Understanding how Machine Learning Impacts Survey Research


Surveys allow us to ask fundamental questions about people’s internal states (emotions, expectations, opinions, etc.) that cannot often be learned from observational data alone.  Through sampling, survey statisticians are able to select respondents in a way that closely reflects a population’s composition. For decades, high-quality statistical estimates generated with these methods have transformed the landscape of public policy, business, and social science research. As we move into a more digital age, survey research is now facing several foundational challenges, including declining response rates, rising survey costs, and distrust in official statistics. 

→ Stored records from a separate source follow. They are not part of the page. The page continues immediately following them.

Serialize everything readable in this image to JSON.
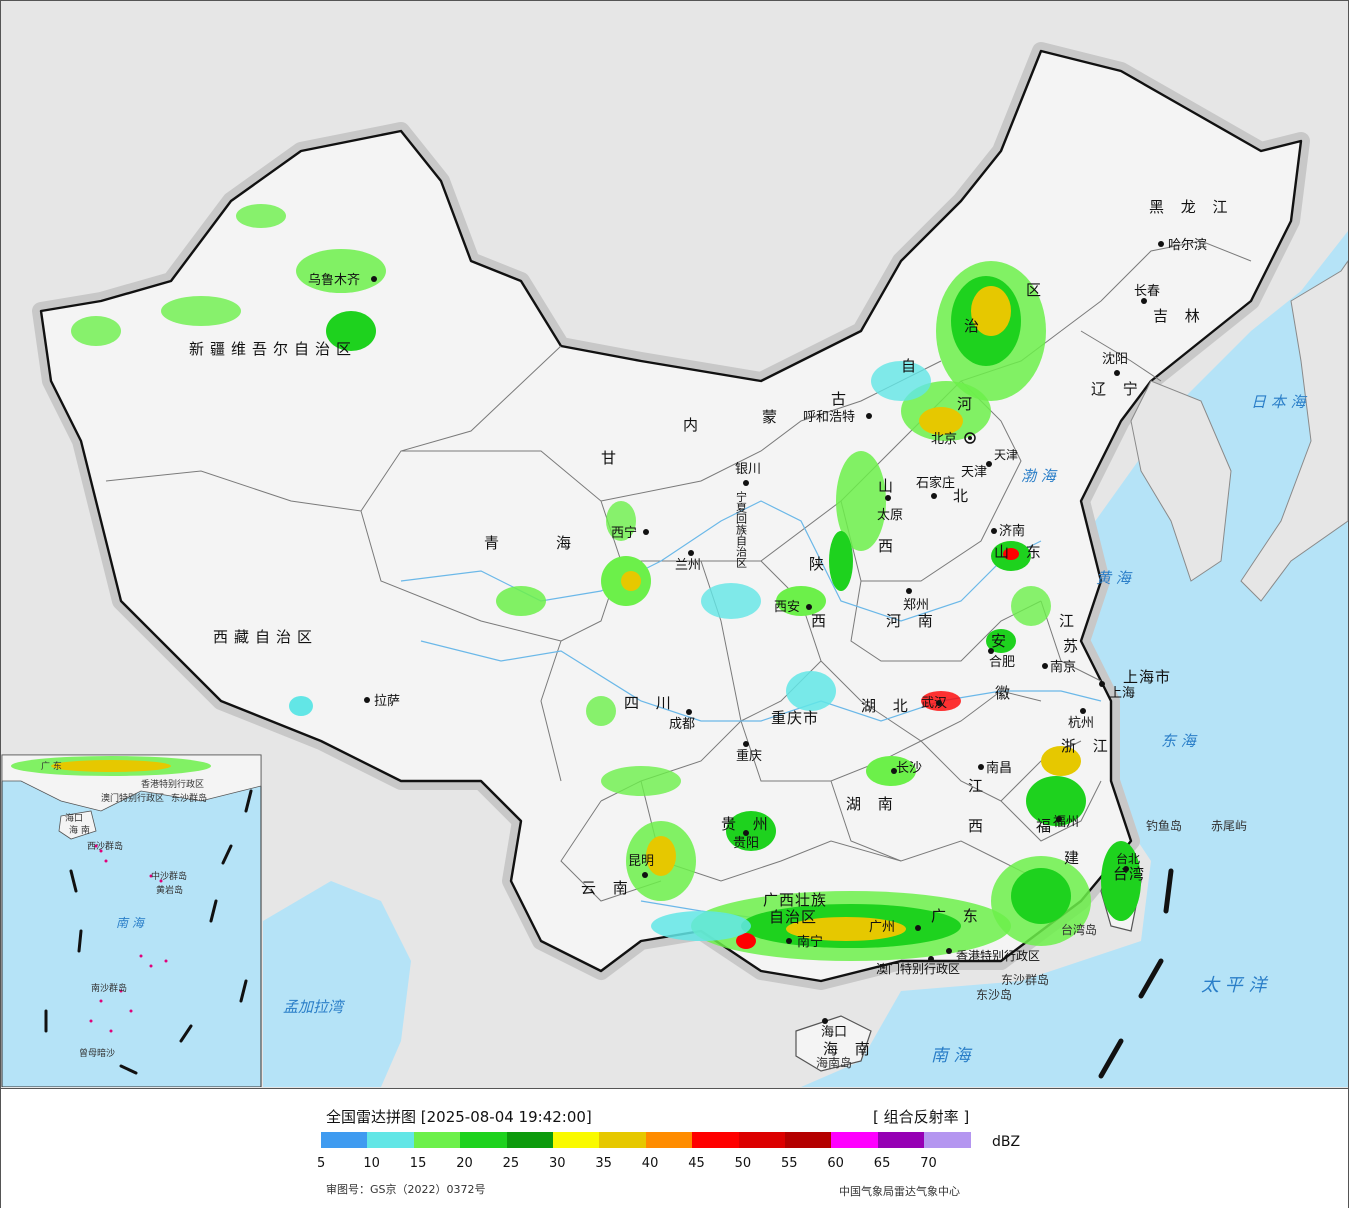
{
  "map": {
    "provinces": [
      {
        "key": "xj",
        "label": "新疆维吾尔自治区"
      },
      {
        "key": "xz",
        "label": "西藏自治区"
      },
      {
        "key": "qh1",
        "label": "青"
      },
      {
        "key": "qh2",
        "label": "海"
      },
      {
        "key": "gs",
        "label": "甘"
      },
      {
        "key": "nm1",
        "label": "内"
      },
      {
        "key": "nm2",
        "label": "蒙"
      },
      {
        "key": "nm3",
        "label": "古"
      },
      {
        "key": "nm4",
        "label": "自"
      },
      {
        "key": "nm5",
        "label": "治"
      },
      {
        "key": "nm6",
        "label": "区"
      },
      {
        "key": "hlj",
        "label": "黑 龙 江"
      },
      {
        "key": "jl",
        "label": "吉 林"
      },
      {
        "key": "ln",
        "label": "辽 宁"
      },
      {
        "key": "hb1",
        "label": "河"
      },
      {
        "key": "hb2",
        "label": "北"
      },
      {
        "key": "sx1",
        "label": "山"
      },
      {
        "key": "sx2",
        "label": "西"
      },
      {
        "key": "sd",
        "label": "山 东"
      },
      {
        "key": "hn1",
        "label": "河 南"
      },
      {
        "key": "js1",
        "label": "江"
      },
      {
        "key": "js2",
        "label": "苏"
      },
      {
        "key": "ah1",
        "label": "安"
      },
      {
        "key": "ah2",
        "label": "徽"
      },
      {
        "key": "shx1",
        "label": "陕"
      },
      {
        "key": "shx2",
        "label": "西"
      },
      {
        "key": "nx",
        "label": "宁夏回族自治区"
      },
      {
        "key": "sc",
        "label": "四 川"
      },
      {
        "key": "cq",
        "label": "重庆市"
      },
      {
        "key": "hub",
        "label": "湖 北"
      },
      {
        "key": "hun",
        "label": "湖 南"
      },
      {
        "key": "zj",
        "label": "浙 江"
      },
      {
        "key": "jx1",
        "label": "江"
      },
      {
        "key": "jx2",
        "label": "西"
      },
      {
        "key": "fj1",
        "label": "福"
      },
      {
        "key": "fj2",
        "label": "建"
      },
      {
        "key": "gz",
        "label": "贵 州"
      },
      {
        "key": "yn",
        "label": "云 南"
      },
      {
        "key": "gx1",
        "label": "广西壮族"
      },
      {
        "key": "gx2",
        "label": "自治区"
      },
      {
        "key": "gd",
        "label": "广 东"
      },
      {
        "key": "hainan",
        "label": "海 南"
      },
      {
        "key": "tw",
        "label": "台湾"
      },
      {
        "key": "sh",
        "label": "上海市"
      },
      {
        "key": "tj",
        "label": "天津"
      }
    ],
    "cities": [
      {
        "key": "wlmq",
        "label": "乌鲁木齐"
      },
      {
        "key": "ls",
        "label": "拉萨"
      },
      {
        "key": "xn",
        "label": "西宁"
      },
      {
        "key": "lz",
        "label": "兰州"
      },
      {
        "key": "yc",
        "label": "银川"
      },
      {
        "key": "hhht",
        "label": "呼和浩特"
      },
      {
        "key": "bj",
        "label": "北京"
      },
      {
        "key": "tj",
        "label": "天津"
      },
      {
        "key": "sjz",
        "label": "石家庄"
      },
      {
        "key": "ty",
        "label": "太原"
      },
      {
        "key": "jn",
        "label": "济南"
      },
      {
        "key": "zz",
        "label": "郑州"
      },
      {
        "key": "xa",
        "label": "西安"
      },
      {
        "key": "hrb",
        "label": "哈尔滨"
      },
      {
        "key": "cc",
        "label": "长春"
      },
      {
        "key": "sy",
        "label": "沈阳"
      },
      {
        "key": "nj",
        "label": "南京"
      },
      {
        "key": "hf",
        "label": "合肥"
      },
      {
        "key": "sh",
        "label": "上海"
      },
      {
        "key": "hz",
        "label": "杭州"
      },
      {
        "key": "wh",
        "label": "武汉"
      },
      {
        "key": "cs",
        "label": "长沙"
      },
      {
        "key": "nc",
        "label": "南昌"
      },
      {
        "key": "fz",
        "label": "福州"
      },
      {
        "key": "cd",
        "label": "成都"
      },
      {
        "key": "cq",
        "label": "重庆"
      },
      {
        "key": "gy",
        "label": "贵阳"
      },
      {
        "key": "km",
        "label": "昆明"
      },
      {
        "key": "nn",
        "label": "南宁"
      },
      {
        "key": "gz",
        "label": "广州"
      },
      {
        "key": "hk",
        "label": "海口"
      },
      {
        "key": "tb",
        "label": "台北"
      },
      {
        "key": "xg",
        "label": "香港特别行政区"
      },
      {
        "key": "am",
        "label": "澳门特别行政区"
      }
    ],
    "seas": [
      {
        "key": "rbh",
        "label": "日 本 海"
      },
      {
        "key": "bh",
        "label": "渤 海"
      },
      {
        "key": "hh",
        "label": "黄 海"
      },
      {
        "key": "dh",
        "label": "东 海"
      },
      {
        "key": "tpy",
        "label": "太 平 洋"
      },
      {
        "key": "nh",
        "label": "南 海"
      },
      {
        "key": "mjl",
        "label": "孟加拉湾"
      }
    ],
    "islands": [
      {
        "key": "dyd",
        "label": "钓鱼岛"
      },
      {
        "key": "cwy",
        "label": "赤尾屿"
      },
      {
        "key": "twd",
        "label": "台湾岛"
      },
      {
        "key": "dsqd",
        "label": "东沙群岛"
      },
      {
        "key": "dsd",
        "label": "东沙岛"
      },
      {
        "key": "hnd",
        "label": "海南岛"
      }
    ],
    "inset": {
      "labels": [
        {
          "key": "i_gd",
          "label": "广 东"
        },
        {
          "key": "i_xg",
          "label": "香港特别行政区"
        },
        {
          "key": "i_am",
          "label": "澳门特别行政区"
        },
        {
          "key": "i_dsqd",
          "label": "东沙群岛"
        },
        {
          "key": "i_hk",
          "label": "海口"
        },
        {
          "key": "i_hn",
          "label": "海 南"
        },
        {
          "key": "i_xsqd",
          "label": "西沙群岛"
        },
        {
          "key": "i_zsqd",
          "label": "中沙群岛"
        },
        {
          "key": "i_hyd",
          "label": "黄岩岛"
        },
        {
          "key": "i_nh",
          "label": "南 海"
        },
        {
          "key": "i_nsqd",
          "label": "南沙群岛"
        },
        {
          "key": "i_zma",
          "label": "曾母暗沙"
        }
      ]
    }
  },
  "legend": {
    "title": "全国雷达拼图 [2025-08-04 19:42:00]",
    "product": "[ 组合反射率 ]",
    "unit": "dBZ",
    "scale_colors": [
      "#3f9bf0",
      "#62e6e6",
      "#6cf04a",
      "#1ed21e",
      "#0c9a0c",
      "#fafa00",
      "#e6c800",
      "#ff8c00",
      "#ff0000",
      "#dc0000",
      "#b40000",
      "#ff00ff",
      "#9600b4",
      "#b496f0"
    ],
    "scale_labels": [
      "5",
      "10",
      "15",
      "20",
      "25",
      "30",
      "35",
      "40",
      "45",
      "50",
      "55",
      "60",
      "65",
      "70"
    ],
    "approval": "审图号：GS京（2022）0372号",
    "source": "中国气象局雷达气象中心"
  },
  "colors": {
    "sea": "#b5e3f7",
    "land": "#f4f4f4",
    "outside": "#e6e6e6",
    "border": "#111111"
  }
}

Given these challenges, machine learning offers ways to enhance survey operations by providing complementary perspectives through discovery, prediction, and optimization. During the inaugural BigSurv18 conference, we discussed machine learning applications for survey research; presentations ranged from model-assisted coding of open-ended survey responses to machine-learning inspired imputation methods. My colleagues and I had the opportunity to present on two different lines of research that utilize machine learning to augment survey operations:

While I believe that the cross pollination of ideas from survey research and machine learning is a fruitful area of interdisciplinary research, the collaboration is still in its infancy.  From what I’ve seen at this year’s BigSurv18 conference, I am deeply encouraged by the excitement of researchers in both disciplines to learn more about each other’s work and the commitment of both groups to finding areas of common purpose. Though some have said the coming of Big Data is the end of surveys, I believe that advances in technologies and new methods will only amplify our ability to continue learning about each other by asking the right questions, to the right people.